Superbe Exposition « Ravel Bolero »
Le Bolero ? - « L’arbre qui cache la forêt »... c’est ainsi que le commissaire de l’exposition, Pierre Corzilius présente la manifestation organisée par la Philharmonie de Paris à l’occasion des 150 ans de la naissance du compositeur.
Ce « crescendo orchestral », ballet d’un quart d’heure à peine, célébré et joué sous toutes les latitudes dès sa création en 1928, est abordé d’abord sous une forme très concrète -films, reconstitutions, portraits, objets- pour s’achever devant la petite vitrine contenant l’un des manuscrits autographes, prêté par la B.N.F., griffé de quelques mesures au crayon... quintessence de l’abstraction !
Dès l’entrée, l’extrait du film Ravel en 3 temps plonge le visiteur dans un bain de sons et d‘images. Plans rapprochés ou panoramiques, mouvements de spirales : les réalisateurs François-René Martin et Gordon installent une perception vertigineuse voire « cosmique » (sic) du chef d’oeuvre. La caisse claire constitue un noyau autour duquel gravitent les pupitres de l’Orchestre de Paris, chacun d’eux associé à une couleur.
Le procédé est repris par le schéma de Lucie Kayas, directrice du catalogue : la progression étant projetée cette fois à plat, en strates autour d’un axe ; l’étude est complétée par les écrits de Claude Lévi-Strauss.
Un parcours en étoile développe ensuite son arborescence. Axé sur des éléments topographiques (Maison de Montfort- l’Amaury, Pays basque, Espagne, Usine) autant que biographiques, il s’enrichit de pièces, pour certaines rarissimes, d’autres jamais vues et, toutes à redécouvrir, grâce à une mise en valeur aussi pertinente qu’attractive (bureau, photos, jeux, malle de voyage).
Des correspondances les mettent en perspective ; aux jouets, dessins de costumes (Paul Colin), portraits familiaux, répond ainsi la délicatesse des lithographies d’Odilon Redon accrochées face à face.
L’Espagne se prête au déploiement d’une spectaculaire série de costumes -ceux d’Ida Rubinstein, l’excentrique commanditaire, ou ceux dessinés par Leyritz, encadrant le portrait de « Lola de Valence » par Edouard Manet. Enfin, dans l’espace intitulé « l’Usine Bolero », les croquis des inventions de Ravel-père retrouvés dans un carton (on aimerait en savoir plus !) impressionnent par leur précision.
Mille détails mis en lumière se découvrent ; toutefois le sentiment d’étrangeté qui saisit le visiteur du Belvédère s’est nécessairement évaporé invitant à se rendre plus tard à Montfort-l’Amaury.

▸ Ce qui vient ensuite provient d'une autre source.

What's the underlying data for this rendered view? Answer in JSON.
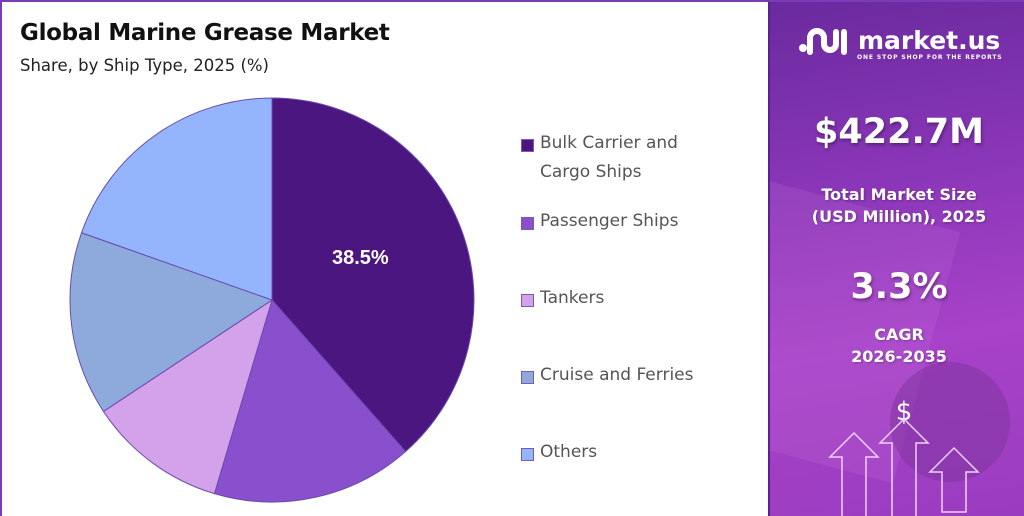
{
  "header": {
    "title": "Global Marine Grease Market",
    "subtitle": "Share, by Ship Type, 2025 (%)"
  },
  "pie": {
    "highlight_label": "38.5%"
  },
  "legend": {
    "items": [
      {
        "label_line1": "Bulk Carrier and",
        "label_line2": "Cargo Ships",
        "color": "#4b1680"
      },
      {
        "label_line1": "Passenger Ships",
        "label_line2": "",
        "color": "#8a4fcc"
      },
      {
        "label_line1": "Tankers",
        "label_line2": "",
        "color": "#d4a2ea"
      },
      {
        "label_line1": "Cruise and Ferries",
        "label_line2": "",
        "color": "#8ea9dc"
      },
      {
        "label_line1": "Others",
        "label_line2": "",
        "color": "#94b4fb"
      }
    ]
  },
  "brand": {
    "name": "market.us",
    "tagline": "ONE STOP SHOP FOR THE REPORTS"
  },
  "kpis": {
    "market_size_value": "$422.7M",
    "market_size_label_line1": "Total Market Size",
    "market_size_label_line2": "(USD Million), 2025",
    "cagr_value": "3.3%",
    "cagr_label_line1": "CAGR",
    "cagr_label_line2": "2026-2035"
  },
  "decor": {
    "dollar_symbol": "$"
  },
  "chart_data": {
    "type": "pie",
    "title": "Global Marine Grease Market",
    "subtitle": "Share, by Ship Type, 2025 (%)",
    "categories": [
      "Bulk Carrier and Cargo Ships",
      "Passenger Ships",
      "Tankers",
      "Cruise and Ferries",
      "Others"
    ],
    "values": [
      38.5,
      16.1,
      11.1,
      14.7,
      19.6
    ],
    "colors": [
      "#4b1680",
      "#8a4fcc",
      "#d4a2ea",
      "#8ea9dc",
      "#94b4fb"
    ],
    "data_labels": [
      {
        "category": "Bulk Carrier and Cargo Ships",
        "text": "38.5%"
      }
    ],
    "start_angle": "12 o'clock, clockwise",
    "legend_position": "right"
  }
}
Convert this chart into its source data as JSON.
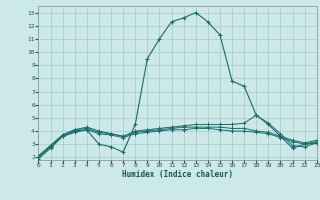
{
  "xlabel": "Humidex (Indice chaleur)",
  "xlim": [
    0,
    23
  ],
  "ylim": [
    1.8,
    13.5
  ],
  "xticks": [
    0,
    1,
    2,
    3,
    4,
    5,
    6,
    7,
    8,
    9,
    10,
    11,
    12,
    13,
    14,
    15,
    16,
    17,
    18,
    19,
    20,
    21,
    22,
    23
  ],
  "yticks": [
    2,
    3,
    4,
    5,
    6,
    7,
    8,
    9,
    10,
    11,
    12,
    13
  ],
  "bg_color": "#cce8e8",
  "grid_color": "#aacfcf",
  "line_color": "#1a6b6b",
  "line1_x": [
    0,
    1,
    2,
    3,
    4,
    5,
    6,
    7,
    8,
    9,
    10,
    11,
    12,
    13,
    14,
    15,
    16,
    17,
    18,
    19,
    20,
    21,
    22,
    23
  ],
  "line1_y": [
    1.9,
    2.7,
    3.6,
    3.9,
    4.1,
    3.0,
    2.8,
    2.4,
    4.5,
    9.5,
    11.0,
    12.3,
    12.6,
    13.0,
    12.3,
    11.3,
    7.8,
    7.4,
    5.2,
    4.5,
    3.6,
    2.7,
    3.0,
    3.1
  ],
  "line2_x": [
    0,
    1,
    2,
    3,
    4,
    5,
    6,
    7,
    8,
    9,
    10,
    11,
    12,
    13,
    14,
    15,
    16,
    17,
    18,
    19,
    20,
    21,
    22,
    23
  ],
  "line2_y": [
    2.1,
    2.9,
    3.7,
    4.1,
    4.3,
    4.0,
    3.8,
    3.6,
    4.0,
    4.1,
    4.2,
    4.3,
    4.4,
    4.5,
    4.5,
    4.5,
    4.5,
    4.6,
    5.2,
    4.6,
    3.8,
    2.9,
    2.8,
    3.1
  ],
  "line3_x": [
    0,
    1,
    2,
    3,
    4,
    5,
    6,
    7,
    8,
    9,
    10,
    11,
    12,
    13,
    14,
    15,
    16,
    17,
    18,
    19,
    20,
    21,
    22,
    23
  ],
  "line3_y": [
    2.1,
    2.9,
    3.7,
    4.1,
    4.2,
    3.9,
    3.8,
    3.6,
    3.9,
    4.0,
    4.1,
    4.2,
    4.3,
    4.3,
    4.3,
    4.3,
    4.2,
    4.2,
    4.0,
    3.9,
    3.6,
    3.3,
    3.1,
    3.3
  ],
  "line4_x": [
    0,
    1,
    2,
    3,
    4,
    5,
    6,
    7,
    8,
    9,
    10,
    11,
    12,
    13,
    14,
    15,
    16,
    17,
    18,
    19,
    20,
    21,
    22,
    23
  ],
  "line4_y": [
    2.0,
    2.8,
    3.6,
    4.0,
    4.1,
    3.8,
    3.7,
    3.5,
    3.8,
    3.9,
    4.0,
    4.1,
    4.1,
    4.2,
    4.2,
    4.1,
    4.0,
    4.0,
    3.9,
    3.8,
    3.5,
    3.2,
    3.0,
    3.2
  ]
}
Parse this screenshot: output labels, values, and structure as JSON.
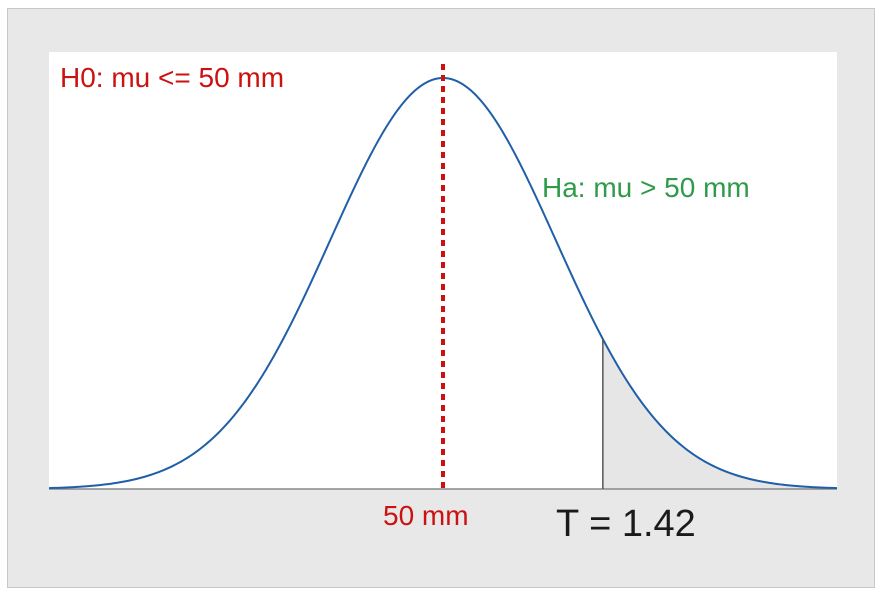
{
  "chart_data": {
    "type": "area",
    "distribution": "t-distribution density curve",
    "curve_color": "#1f5fa8",
    "shade_color": "#e6e6e6",
    "h0_label": "H0: mu <= 50 mm",
    "ha_label": "Ha: mu > 50 mm",
    "mean_label": "50 mm",
    "t_label": "T = 1.42",
    "h0_value": 50,
    "t_statistic": 1.42,
    "x_range_sd": [
      -3.5,
      3.5
    ],
    "shaded_region": "right tail beyond T",
    "colors": {
      "h0": "#cc1111",
      "ha": "#2e9b4b",
      "mean_line": "#cc1111",
      "t_line": "#555555"
    }
  }
}
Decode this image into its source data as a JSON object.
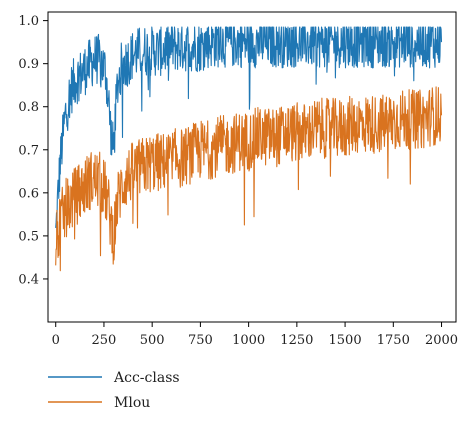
{
  "chart_data": {
    "type": "line",
    "title": "",
    "xlabel": "",
    "ylabel": "",
    "xlim": [
      -40,
      2075
    ],
    "ylim": [
      0.3,
      1.02
    ],
    "x_ticks": [
      0,
      250,
      500,
      750,
      1000,
      1250,
      1500,
      1750,
      2000
    ],
    "y_ticks": [
      0.4,
      0.5,
      0.6,
      0.7,
      0.8,
      0.9,
      1.0
    ],
    "x_tick_labels": [
      "0",
      "250",
      "500",
      "750",
      "1000",
      "1250",
      "1500",
      "1750",
      "2000"
    ],
    "y_tick_labels": [
      "0.4",
      "0.5",
      "0.6",
      "0.7",
      "0.8",
      "0.9",
      "1.0"
    ],
    "grid": false,
    "legend_position": "below-left",
    "series": [
      {
        "name": "Acc-class",
        "color": "#1f77b4",
        "x": [
          0,
          10,
          20,
          30,
          40,
          50,
          60,
          80,
          100,
          120,
          140,
          160,
          180,
          200,
          220,
          240,
          260,
          280,
          290,
          300,
          310,
          320,
          340,
          360,
          380,
          400,
          450,
          500,
          550,
          600,
          650,
          700,
          750,
          800,
          850,
          900,
          950,
          1000,
          1050,
          1100,
          1150,
          1200,
          1250,
          1300,
          1350,
          1400,
          1450,
          1500,
          1550,
          1600,
          1650,
          1700,
          1750,
          1800,
          1850,
          1900,
          1950,
          2000
        ],
        "values": [
          0.5,
          0.58,
          0.65,
          0.7,
          0.74,
          0.78,
          0.8,
          0.84,
          0.86,
          0.87,
          0.88,
          0.89,
          0.9,
          0.91,
          0.91,
          0.9,
          0.88,
          0.78,
          0.72,
          0.7,
          0.78,
          0.85,
          0.89,
          0.9,
          0.91,
          0.92,
          0.93,
          0.93,
          0.93,
          0.94,
          0.94,
          0.94,
          0.94,
          0.95,
          0.95,
          0.95,
          0.95,
          0.95,
          0.95,
          0.95,
          0.95,
          0.95,
          0.95,
          0.95,
          0.95,
          0.95,
          0.95,
          0.95,
          0.95,
          0.95,
          0.95,
          0.95,
          0.95,
          0.95,
          0.95,
          0.95,
          0.95,
          0.95
        ]
      },
      {
        "name": "Mlou",
        "color": "#d9731f",
        "x": [
          0,
          10,
          20,
          30,
          40,
          50,
          60,
          80,
          100,
          120,
          140,
          160,
          180,
          200,
          220,
          240,
          260,
          280,
          290,
          300,
          310,
          320,
          340,
          360,
          380,
          400,
          450,
          500,
          550,
          600,
          650,
          700,
          750,
          800,
          850,
          900,
          950,
          1000,
          1050,
          1100,
          1150,
          1200,
          1250,
          1300,
          1350,
          1400,
          1450,
          1500,
          1550,
          1600,
          1650,
          1700,
          1750,
          1800,
          1850,
          1900,
          1950,
          2000
        ],
        "values": [
          0.48,
          0.5,
          0.52,
          0.54,
          0.55,
          0.56,
          0.57,
          0.58,
          0.59,
          0.6,
          0.61,
          0.62,
          0.63,
          0.63,
          0.63,
          0.62,
          0.6,
          0.55,
          0.52,
          0.5,
          0.54,
          0.58,
          0.61,
          0.63,
          0.64,
          0.65,
          0.66,
          0.67,
          0.67,
          0.68,
          0.68,
          0.69,
          0.7,
          0.7,
          0.71,
          0.71,
          0.72,
          0.72,
          0.73,
          0.73,
          0.73,
          0.74,
          0.74,
          0.74,
          0.75,
          0.75,
          0.75,
          0.75,
          0.76,
          0.76,
          0.76,
          0.76,
          0.77,
          0.77,
          0.77,
          0.77,
          0.78,
          0.78
        ]
      }
    ]
  }
}
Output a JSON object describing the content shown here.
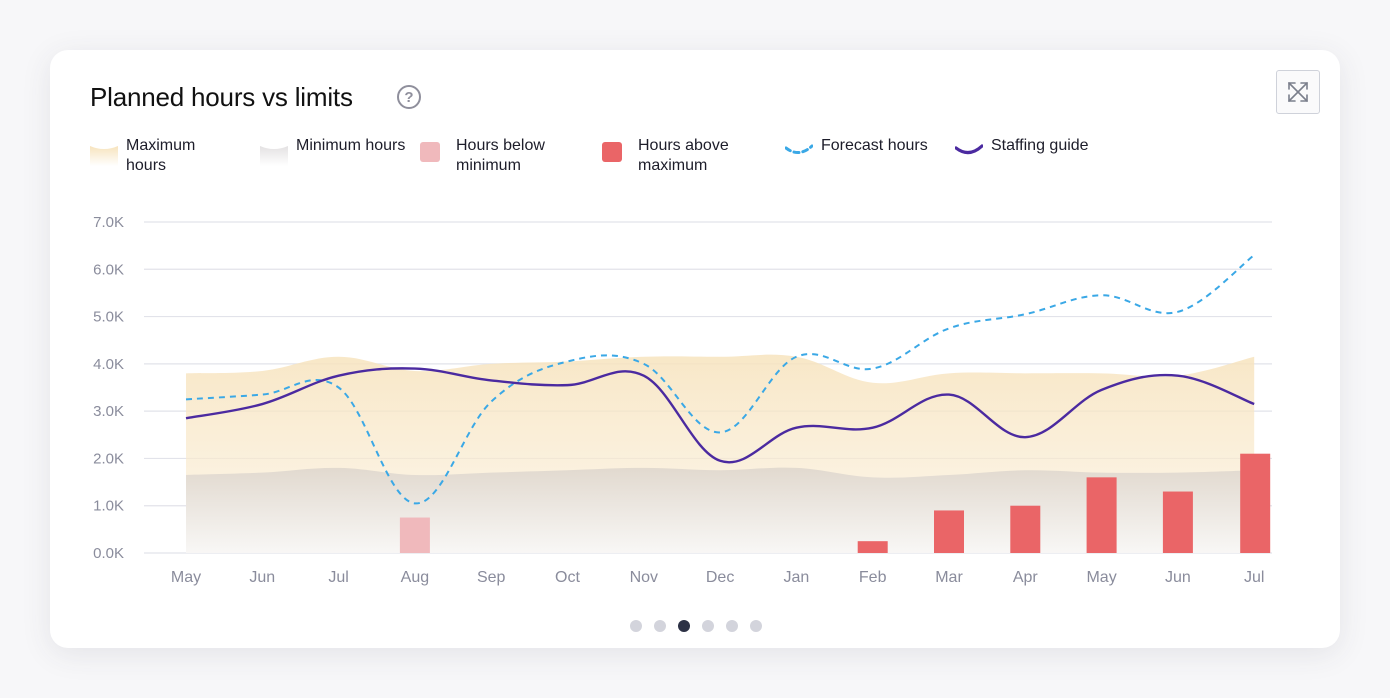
{
  "header": {
    "title": "Planned hours vs limits",
    "help_glyph": "?",
    "help_icon": "help-circle-icon",
    "expand_icon": "expand-arrows-icon"
  },
  "legend": [
    {
      "key": "max",
      "label": "Maximum hours",
      "color": "#f6e1b8"
    },
    {
      "key": "min",
      "label": "Minimum hours",
      "color": "#e4e1e0"
    },
    {
      "key": "below",
      "label": "Hours below minimum",
      "color": "#f0b9bc"
    },
    {
      "key": "above",
      "label": "Hours above maximum",
      "color": "#ea6567"
    },
    {
      "key": "fcst",
      "label": "Forecast hours",
      "color": "#3aa8e6"
    },
    {
      "key": "staff",
      "label": "Staffing guide",
      "color": "#4b2aa0"
    }
  ],
  "pagination": {
    "count": 6,
    "active_index": 2
  },
  "chart_data": {
    "type": "line",
    "title": "Planned hours vs limits",
    "xlabel": "",
    "ylabel": "",
    "ylim": [
      0,
      7000
    ],
    "yticks": [
      0,
      1000,
      2000,
      3000,
      4000,
      5000,
      6000,
      7000
    ],
    "ytick_labels": [
      "0.0K",
      "1.0K",
      "2.0K",
      "3.0K",
      "4.0K",
      "5.0K",
      "6.0K",
      "7.0K"
    ],
    "categories": [
      "May",
      "Jun",
      "Jul",
      "Aug",
      "Sep",
      "Oct",
      "Nov",
      "Dec",
      "Jan",
      "Feb",
      "Mar",
      "Apr",
      "May",
      "Jun",
      "Jul"
    ],
    "grid": true,
    "series": [
      {
        "name": "Maximum hours",
        "type": "area",
        "values": [
          3800,
          3850,
          4150,
          3850,
          4000,
          4050,
          4150,
          4150,
          4150,
          3600,
          3800,
          3800,
          3800,
          3750,
          4150
        ]
      },
      {
        "name": "Minimum hours",
        "type": "area",
        "values": [
          1650,
          1700,
          1800,
          1650,
          1700,
          1750,
          1800,
          1750,
          1800,
          1600,
          1650,
          1750,
          1700,
          1700,
          1750
        ]
      },
      {
        "name": "Hours below minimum",
        "type": "bar",
        "values": [
          0,
          0,
          0,
          750,
          0,
          0,
          0,
          0,
          0,
          0,
          0,
          0,
          0,
          0,
          0
        ]
      },
      {
        "name": "Hours above maximum",
        "type": "bar",
        "values": [
          0,
          0,
          0,
          0,
          0,
          0,
          0,
          0,
          0,
          250,
          900,
          1000,
          1600,
          1300,
          2100
        ]
      },
      {
        "name": "Forecast hours",
        "type": "line",
        "style": "dashed",
        "values": [
          3250,
          3350,
          3500,
          1050,
          3200,
          4050,
          4000,
          2550,
          4150,
          3900,
          4750,
          5050,
          5450,
          5100,
          6300
        ]
      },
      {
        "name": "Staffing guide",
        "type": "line",
        "values": [
          2850,
          3150,
          3750,
          3900,
          3650,
          3550,
          3750,
          1950,
          2650,
          2650,
          3350,
          2450,
          3450,
          3750,
          3150
        ]
      }
    ]
  }
}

Quelques amis sont restés dans l’ombre dont le si attentionné Maurice Delage ainsi que d’autres éléments : l’importance de Saint-Jean-de-Luz ou la corrélation entre la progression de la maladie neurologique et les séquelles post-traumatiques de la Grande Guerre désormais scientifiquement bien documentées.
L’exposition laisse également le champ libre à d’autres rapprochements : rapport avec l’ensemble des œuvres (La Valse par exemple), avec le projet de Danse grotesque Fandango destiné au Portrait de l’Infante pour Sonia Pavlov ou encore avec ses prédécesseurs et contemporains -citons au hasard les valses de Johann Strauss qui hantèrent Ravel dès ses premiers bals (Accelerationnen, Feuerfest), l’« Entrée des Cyclopes et Air des Forgerons » de Lully (Acte II, Psyché), « tout » Stravinsky, le Pas d’acier etc…

Les éditions de La Martinière publient un catalogue aussi complet que précis. Il est accompagné de commentaires souvent éclairants -« Cine-Bolero », « Les manuscrits du Bolero » jusqu’à l « Affaire des droits d’auteur »-, parfois contradictoires. Ainsi, l’auteur du texte «le Bolero et la transe » associe ce dernier au bercement intra-utérin, au regret de la complétude fœtale et au deuil maternel : une logique de régression totalement antinomique du Bolero -l’immense crescendo supposant au contraire un unique mouvement de propulsion, d’expansion. Ravel chérissait le terme d’ « Apothéose » justement repris par Sylvie Guillem dans son article « Quitte ou double ». L’expression désigne l’accès au divin, la transcendance.
Grâce à ce parcours muséographique remarquablement documenté, pensé et séduisant, les fervents admirateurs de Ravel seront comblés au-delà de leurs attentes, les autres émus et charmés.